Too often when Congress passes legislation, they exclude people with violent offenses. This does not work. These reforms leave out too many people, the cost of incarceration is too high, and it’s cruel given all the people we leave out of relief.
We incarcerate too many people for too long a time
- Over incarceration exacerbates the problems of mass incarceration. According to a Pew Charitable Trust study of three states 57 percent of incarcerated people in Michigan, 33 percent in Maryland, and 28 percent in Florida could have been released sooner without a threat to public safety.
- Bureau of Justice Statistics found that criminal behavior peaks at 22 years old and drops precipitously afterwards.
- Recidivism rates decrease as people age according to the Bureau of Justice Statistics.
- People of color are disproportionally incarcerated. The U.S. population of black people is about 13 percent but their share of the prison population (state and federal) is close to 33 percent. White people are 64 percent of the population but make up just 30 percent of the prison population. Latinos comprise 16 percent of the population while making up 23 percent of the prison population.
Incarceration is psychologically scarring and these scars make reentry difficult
- Long sentences (sentences for violent crimes are often long) are psychologically scaring to incarcerated people. Long prison sentences result in increased levels of depression, anxiety, post-traumatic stress, and self-isolation. These can be so extreme that they can cause an “existential death” or a state of emotional unfeeling and complete disassociation from the outside.
- The psychological effects of incarceration also negatively affect the children of the incarcerated. In turn, children with incarcerated parents are more likely to become incarcerated themselves.
Reentry is made more difficult after prolonged sentences
- Re-entry gets more difficult the longer the sentence. Violent offenses usually receive long or overly long sentences. The deprivation from society stemming from incarceration leads to skills that atrophy making adjustment to the outside world more difficult. For example, technological advances that occur while people are serving medium- and long-term sentences can make finding employment more difficult.
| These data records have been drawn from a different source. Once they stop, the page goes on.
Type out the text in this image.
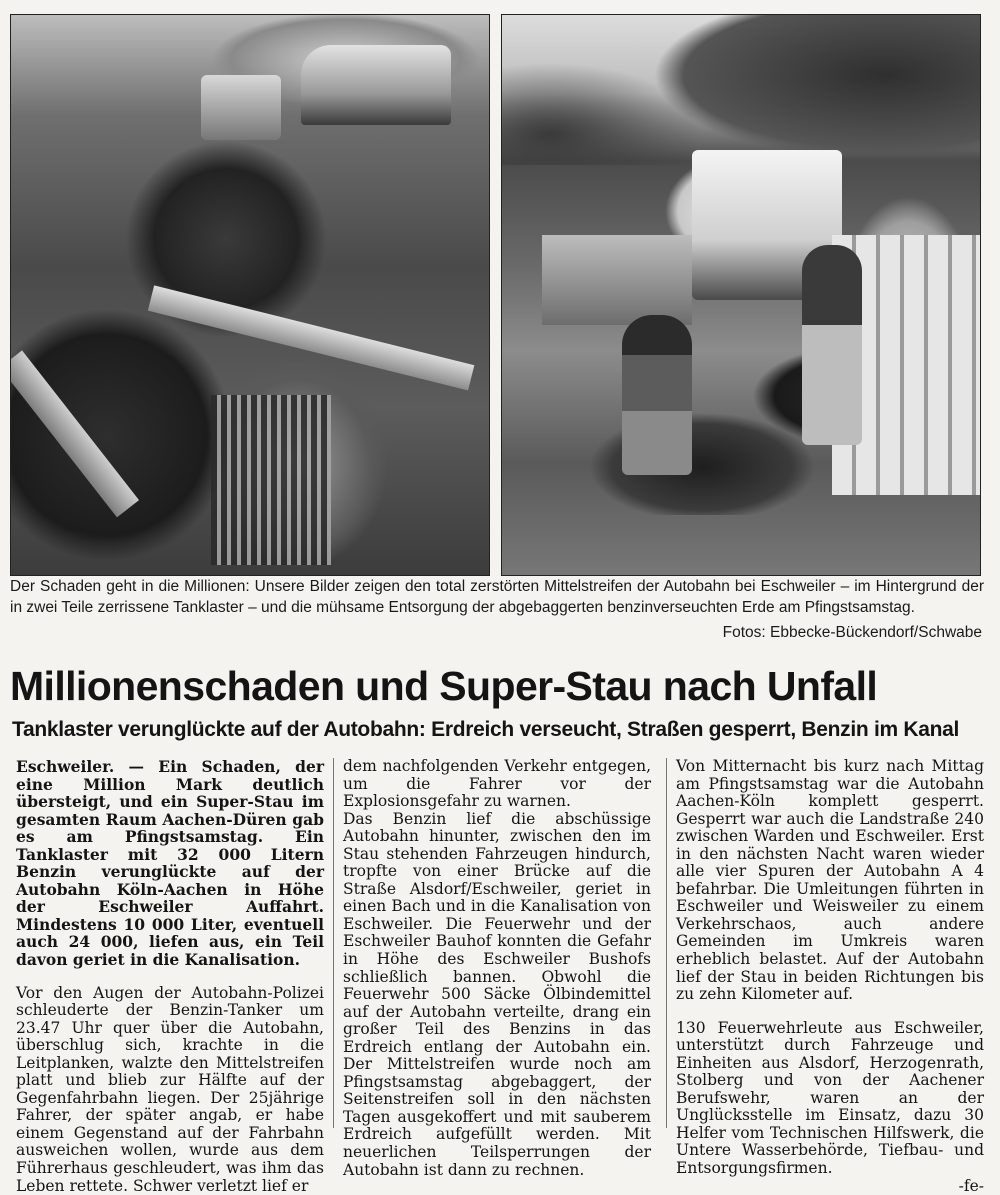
Der Schaden geht in die Millionen: Unsere Bilder zeigen den total zerstörten Mittelstreifen der Autobahn bei Eschweiler – im Hintergrund der in zwei Teile zerrissene Tanklaster – und die mühsame Entsorgung der abgebaggerten benzinverseuchten Erde am Pfingstsamstag.
Fotos: Ebbecke-Bückendorf/Schwabe
Millionenschaden und Super-Stau nach Unfall
Tanklaster verunglückte auf der Autobahn: Erdreich verseucht, Straßen gesperrt, Benzin im Kanal

Eschweiler. — Ein Schaden, der eine Million Mark deutlich übersteigt, und ein Super-Stau im gesamten Raum Aachen-Düren gab es am Pfingstsamstag. Ein Tanklaster mit 32 000 Litern Benzin verunglückte auf der Autobahn Köln-Aachen in Höhe der Eschweiler Auffahrt. Mindestens 10 000 Liter, eventuell auch 24 000, liefen aus, ein Teil davon geriet in die Kanalisation.

Vor den Augen der Autobahn-Polizei schleuderte der Benzin-Tanker um 23.47 Uhr quer über die Autobahn, überschlug sich, krachte in die Leitplanken, walzte den Mittelstreifen platt und blieb zur Hälfte auf der Gegenfahrbahn liegen. Der 25jährige Fahrer, der später angab, er habe einem Gegenstand auf der Fahrbahn ausweichen wollen, wurde aus dem Führerhaus geschleudert, was ihm das Leben rettete. Schwer verletzt lief er

dem nachfolgenden Verkehr entgegen, um die Fahrer vor der Explosionsgefahr zu warnen.

Das Benzin lief die abschüssige Autobahn hinunter, zwischen den im Stau stehenden Fahrzeugen hindurch, tropfte von einer Brücke auf die Straße Alsdorf/Eschweiler, geriet in einen Bach und in die Kanalisation von Eschweiler. Die Feuerwehr und der Eschweiler Bauhof konnten die Gefahr in Höhe des Eschweiler Bushofs schließlich bannen. Obwohl die Feuerwehr 500 Säcke Ölbindemittel auf der Autobahn verteilte, drang ein großer Teil des Benzins in das Erdreich entlang der Autobahn ein. Der Mittelstreifen wurde noch am Pfingstsamstag abgebaggert, der Seitenstreifen soll in den nächsten Tagen ausgekoffert und mit sauberem Erdreich aufgefüllt werden. Mit neuerlichen Teilsperrungen der Autobahn ist dann zu rechnen.

Von Mitternacht bis kurz nach Mittag am Pfingstsamstag war die Autobahn Aachen-Köln komplett gesperrt. Gesperrt war auch die Landstraße 240 zwischen Warden und Eschweiler. Erst in den nächsten Nacht waren wieder alle vier Spuren der Autobahn A 4 befahrbar. Die Umleitungen führten in Eschweiler und Weisweiler zu einem Verkehrschaos, auch andere Gemeinden im Umkreis waren erheblich belastet. Auf der Autobahn lief der Stau in beiden Richtungen bis zu zehn Kilometer auf.

130 Feuerwehrleute aus Eschweiler, unterstützt durch Fahrzeuge und Einheiten aus Alsdorf, Herzogenrath, Stolberg und von der Aachener Berufswehr, waren an der Unglücksstelle im Einsatz, dazu 30 Helfer vom Technischen Hilfswerk, die Untere Wasserbehörde, Tiefbau- und Entsorgungsfirmen.

-fe-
Long sentences lead to the incarceration of older people increasing the cost of incarceration
- Older individuals are more expensive to keep incarcerated. However, incarcerated individuals over the age of 50 are the fastest growing incarcerated population. This increase is leading to a financial strain on prisons. Institutions with the highest percentages of aging inmates spent 14 times more per inmate on medication ($684) than those without a concentration of individuals over the age of 50.
Mass incarceration is made up of a labyrinth of barriers and punishments. Reforms should include all people regardless of conviction and legislation should never exclude violent offenses. These exclusions are both cruel and counterproductive.